Casa Alitas’ website shows the program serves migrant families who have left their home countries to escape violence and poverty. The facility provides hospitality and humanitarian aid, medical services, short-term shelter and help to reunite with family members in the U.S.
Catholic Community Services of Southern Arizona runs Casa Alitas’ new 300-bed facility for men, as well as four other locations that also temporarily house women, families and vulnerable people. It has a combined capacity of more than 1,000 beds.
Last week, the center was in danger of being overrun with migrants and Bisbee, Douglas and Cochise County officials were bracing for the possibility that they would have to house migrants locally.
The most pressing concern was that there would be few places to shelter the migrants here and that many would end up sleeping on the streets like in El Paso, Texas.

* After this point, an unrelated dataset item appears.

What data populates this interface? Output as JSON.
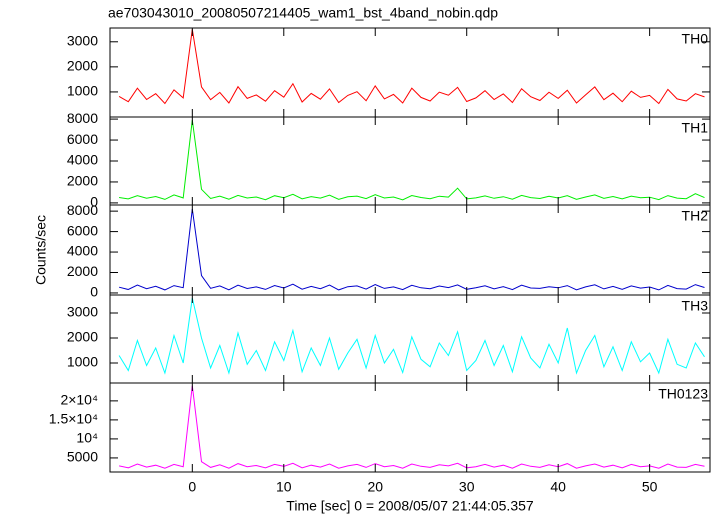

Two churches in Douglas had stepped forward and were preparing some of their halls to house migrants temporarily, said Douglas City Manager Ana Urquijo.
But the throng of migrants never really materialized.
While there were a couple of days during the two-week period where the number of arrivals seemed like it would be overwhelming, the following days proved to be manageable as less people showed up, officials said.
Bisbee City Manager Stephen Pauken, who published the daily count of migrants who arrived at the Border Patrol station in his city, told the Herald/Review that no migrants showed up at the station Wednesday afternoon, for example.
Douglas City manager Ana Urquijo said the morning of May 11 saw 133 migrants at to the Border Patrol station in Douglas. But then, as in Bisbee, the arrivals began to even out or wane altogether.
Overall, Pauken, Urquijo and Dan Duchon, the emergency management director for Cochise County, said that the daily arrivals of migrants went smoothly.